Maritime Activity Reports, Inc.

June 26, 2007

According to RIA Novosti, Russian President Vladimir Putin signed a decree ordering the country's two largest tanker companies to be reorganized into a single corporation. The objects of the merger are 100% state-owned Sovkomflot in St. Petersburg, the country's largest tanker company by capacity, and Novoship, the second largest, in which the government owns an 87.4% stake, in Novorossiisk on the Black Sea coast.

It will take nine months to complete the merger and hold an IPO. The new company will then become the fifth or possibly the third largest tanker operator in the world. Putin recently met Sovkomflot CEO and former Transport Minister Sergei Frank and said this project was largely the idea of the ministry and Frank himself. Frank proposed the merger seven years ago and continued to lobby for the project after resigning as transport minister and while he worked as an aide to Prime Minister Mikhail Fradkov. In 2004, he was appointed Sovkomflot director general and started working on the merger project.

The Russian shipping industry is not alone in consolidating. In 1999, Denmark's A.P. Moller Maersk Group took over Sealand Corporation, an American shipping company, to establish Maersk Sealand, the largest container company in the world. Both Sovkomflot and Novoship were privatized in the early 1990s and started operating the most advanced vessels of that period. Both companies eventually established Russia's largest cargo fleets for transporting fuel and energy. Although Russian vessels are on average almost 25 years old, the two companies operate vessels that were commissioned 5.5 and nine years ago, respectively. Sovkomflot and Novoship each own 56 vessels, mostly tankers, and their consolidated fleet will displace over 8 million metric tons. These figures will make the new company a strong rival to the global leaders.
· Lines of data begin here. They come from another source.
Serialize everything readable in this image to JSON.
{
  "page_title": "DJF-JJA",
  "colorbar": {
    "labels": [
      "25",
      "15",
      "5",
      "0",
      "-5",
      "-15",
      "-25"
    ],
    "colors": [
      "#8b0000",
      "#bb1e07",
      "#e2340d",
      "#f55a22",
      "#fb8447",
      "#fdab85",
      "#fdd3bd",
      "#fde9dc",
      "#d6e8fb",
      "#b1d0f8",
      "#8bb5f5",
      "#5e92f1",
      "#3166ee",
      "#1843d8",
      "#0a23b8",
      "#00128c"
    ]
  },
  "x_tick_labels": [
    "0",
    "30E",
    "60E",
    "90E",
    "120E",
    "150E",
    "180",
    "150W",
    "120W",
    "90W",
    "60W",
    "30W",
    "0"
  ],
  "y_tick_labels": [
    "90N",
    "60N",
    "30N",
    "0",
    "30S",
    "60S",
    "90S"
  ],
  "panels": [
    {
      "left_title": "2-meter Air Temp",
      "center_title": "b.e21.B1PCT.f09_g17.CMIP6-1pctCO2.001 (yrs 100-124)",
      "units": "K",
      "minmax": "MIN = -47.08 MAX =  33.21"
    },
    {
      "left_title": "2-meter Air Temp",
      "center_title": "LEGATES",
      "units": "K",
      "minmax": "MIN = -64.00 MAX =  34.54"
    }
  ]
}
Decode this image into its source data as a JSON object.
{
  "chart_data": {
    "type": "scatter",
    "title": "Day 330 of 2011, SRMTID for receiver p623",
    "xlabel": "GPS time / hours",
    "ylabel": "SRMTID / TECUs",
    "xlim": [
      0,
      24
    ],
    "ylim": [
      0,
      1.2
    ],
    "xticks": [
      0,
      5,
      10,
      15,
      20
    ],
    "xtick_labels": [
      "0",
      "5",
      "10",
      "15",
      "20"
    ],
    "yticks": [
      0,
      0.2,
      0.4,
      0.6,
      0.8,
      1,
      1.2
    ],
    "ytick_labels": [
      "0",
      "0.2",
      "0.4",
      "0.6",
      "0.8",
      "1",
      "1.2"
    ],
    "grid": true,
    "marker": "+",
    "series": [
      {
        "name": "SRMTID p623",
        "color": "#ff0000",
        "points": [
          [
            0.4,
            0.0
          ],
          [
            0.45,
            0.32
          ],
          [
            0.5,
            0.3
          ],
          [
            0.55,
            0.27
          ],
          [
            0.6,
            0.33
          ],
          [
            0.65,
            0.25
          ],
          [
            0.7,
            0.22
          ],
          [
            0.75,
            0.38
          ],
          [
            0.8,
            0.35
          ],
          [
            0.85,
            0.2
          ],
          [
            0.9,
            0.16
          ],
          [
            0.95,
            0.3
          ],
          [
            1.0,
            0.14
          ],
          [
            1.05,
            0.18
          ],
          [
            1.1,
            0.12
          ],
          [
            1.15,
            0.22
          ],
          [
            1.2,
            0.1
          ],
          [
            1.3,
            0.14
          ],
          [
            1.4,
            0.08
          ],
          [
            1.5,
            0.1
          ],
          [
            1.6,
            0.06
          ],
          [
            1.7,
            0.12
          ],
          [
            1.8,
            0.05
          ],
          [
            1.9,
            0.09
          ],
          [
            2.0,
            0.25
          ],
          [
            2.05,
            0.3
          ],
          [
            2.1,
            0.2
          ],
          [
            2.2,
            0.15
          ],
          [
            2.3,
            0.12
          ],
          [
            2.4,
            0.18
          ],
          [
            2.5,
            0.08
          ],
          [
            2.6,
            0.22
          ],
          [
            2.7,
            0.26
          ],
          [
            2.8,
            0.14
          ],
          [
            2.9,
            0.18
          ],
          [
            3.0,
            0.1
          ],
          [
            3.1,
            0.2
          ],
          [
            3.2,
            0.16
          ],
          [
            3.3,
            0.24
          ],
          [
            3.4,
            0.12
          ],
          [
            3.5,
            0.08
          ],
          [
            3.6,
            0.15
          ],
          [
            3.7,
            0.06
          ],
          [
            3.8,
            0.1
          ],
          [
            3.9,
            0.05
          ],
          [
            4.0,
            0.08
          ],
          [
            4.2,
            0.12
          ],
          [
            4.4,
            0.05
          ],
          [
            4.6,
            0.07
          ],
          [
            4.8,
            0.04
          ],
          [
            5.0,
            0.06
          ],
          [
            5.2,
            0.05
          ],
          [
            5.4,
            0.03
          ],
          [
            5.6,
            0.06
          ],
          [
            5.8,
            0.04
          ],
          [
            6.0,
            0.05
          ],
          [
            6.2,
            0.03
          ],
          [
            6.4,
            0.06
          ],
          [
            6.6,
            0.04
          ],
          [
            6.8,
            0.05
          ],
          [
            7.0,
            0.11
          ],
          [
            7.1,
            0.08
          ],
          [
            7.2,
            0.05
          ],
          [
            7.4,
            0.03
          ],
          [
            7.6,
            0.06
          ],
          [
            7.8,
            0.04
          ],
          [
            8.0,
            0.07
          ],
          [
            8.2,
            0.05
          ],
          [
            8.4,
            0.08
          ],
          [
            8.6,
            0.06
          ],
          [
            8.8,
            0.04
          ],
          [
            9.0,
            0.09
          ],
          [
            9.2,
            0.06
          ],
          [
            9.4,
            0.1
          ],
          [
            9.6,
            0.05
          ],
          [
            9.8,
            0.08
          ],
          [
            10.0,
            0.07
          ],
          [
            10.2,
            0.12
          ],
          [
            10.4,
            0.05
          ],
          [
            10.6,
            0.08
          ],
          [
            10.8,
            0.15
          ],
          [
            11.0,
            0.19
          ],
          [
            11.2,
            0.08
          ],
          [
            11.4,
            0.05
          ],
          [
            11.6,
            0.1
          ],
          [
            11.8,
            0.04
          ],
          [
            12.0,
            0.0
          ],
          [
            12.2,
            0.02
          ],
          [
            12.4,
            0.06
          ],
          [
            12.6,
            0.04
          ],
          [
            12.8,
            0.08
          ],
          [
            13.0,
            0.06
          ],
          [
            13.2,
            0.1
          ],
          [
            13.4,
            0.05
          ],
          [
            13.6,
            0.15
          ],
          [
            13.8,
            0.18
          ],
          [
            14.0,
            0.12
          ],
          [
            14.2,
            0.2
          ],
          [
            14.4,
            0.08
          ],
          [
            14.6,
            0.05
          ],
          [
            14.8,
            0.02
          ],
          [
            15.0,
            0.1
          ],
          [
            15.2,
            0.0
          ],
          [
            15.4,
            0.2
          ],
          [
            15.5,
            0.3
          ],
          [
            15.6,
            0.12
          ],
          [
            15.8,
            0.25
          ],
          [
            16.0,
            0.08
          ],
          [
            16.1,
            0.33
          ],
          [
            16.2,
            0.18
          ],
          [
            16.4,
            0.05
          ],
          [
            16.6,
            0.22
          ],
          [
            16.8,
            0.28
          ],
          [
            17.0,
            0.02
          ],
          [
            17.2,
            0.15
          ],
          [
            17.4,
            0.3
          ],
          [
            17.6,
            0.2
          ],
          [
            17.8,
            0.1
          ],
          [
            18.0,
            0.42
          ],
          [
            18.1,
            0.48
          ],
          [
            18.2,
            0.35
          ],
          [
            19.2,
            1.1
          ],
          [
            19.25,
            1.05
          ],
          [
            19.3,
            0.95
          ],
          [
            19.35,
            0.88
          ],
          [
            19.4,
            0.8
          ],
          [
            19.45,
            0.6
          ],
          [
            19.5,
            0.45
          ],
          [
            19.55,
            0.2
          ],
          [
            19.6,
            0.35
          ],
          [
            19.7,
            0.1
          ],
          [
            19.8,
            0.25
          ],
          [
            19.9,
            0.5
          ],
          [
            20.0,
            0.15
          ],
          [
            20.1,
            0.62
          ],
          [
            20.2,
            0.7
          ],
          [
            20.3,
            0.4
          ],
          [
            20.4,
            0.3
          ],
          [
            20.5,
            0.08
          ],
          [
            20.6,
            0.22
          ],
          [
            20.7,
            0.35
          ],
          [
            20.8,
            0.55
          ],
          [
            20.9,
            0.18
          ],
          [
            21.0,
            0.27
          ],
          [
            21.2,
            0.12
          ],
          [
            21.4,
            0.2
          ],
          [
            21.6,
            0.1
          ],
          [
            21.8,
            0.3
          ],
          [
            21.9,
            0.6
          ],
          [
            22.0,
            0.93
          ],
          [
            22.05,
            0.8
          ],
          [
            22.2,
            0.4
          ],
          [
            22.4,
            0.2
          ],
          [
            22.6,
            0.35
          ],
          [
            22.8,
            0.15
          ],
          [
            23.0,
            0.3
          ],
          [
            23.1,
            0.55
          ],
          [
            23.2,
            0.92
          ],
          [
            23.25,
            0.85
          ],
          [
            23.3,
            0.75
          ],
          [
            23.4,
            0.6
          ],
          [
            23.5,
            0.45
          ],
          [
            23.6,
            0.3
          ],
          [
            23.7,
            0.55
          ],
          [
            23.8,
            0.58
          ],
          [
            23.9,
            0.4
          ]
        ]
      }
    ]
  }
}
In early June, both companies submitted a joint design for Arctic shuttle tankers intended to transport oil from the Prirazlomnoye deposit in the Barents Sea. The keel of the first shuttle tanker was laid a week later in an impressive setting at St. Petersburg's Admiralty Shipyard, one of the old Russian shipbuilding companies. It thus appears that Russia can minimize foreign involvement in developing its hydrocarbon deposits on the Arctic shelf.

Until now, Russian shipyards operated below capacity, because it was cheaper to order ships from foreign companies, which have the most advanced equipment and technologies. Novoship, for one, does not have a single Russian-made vessel.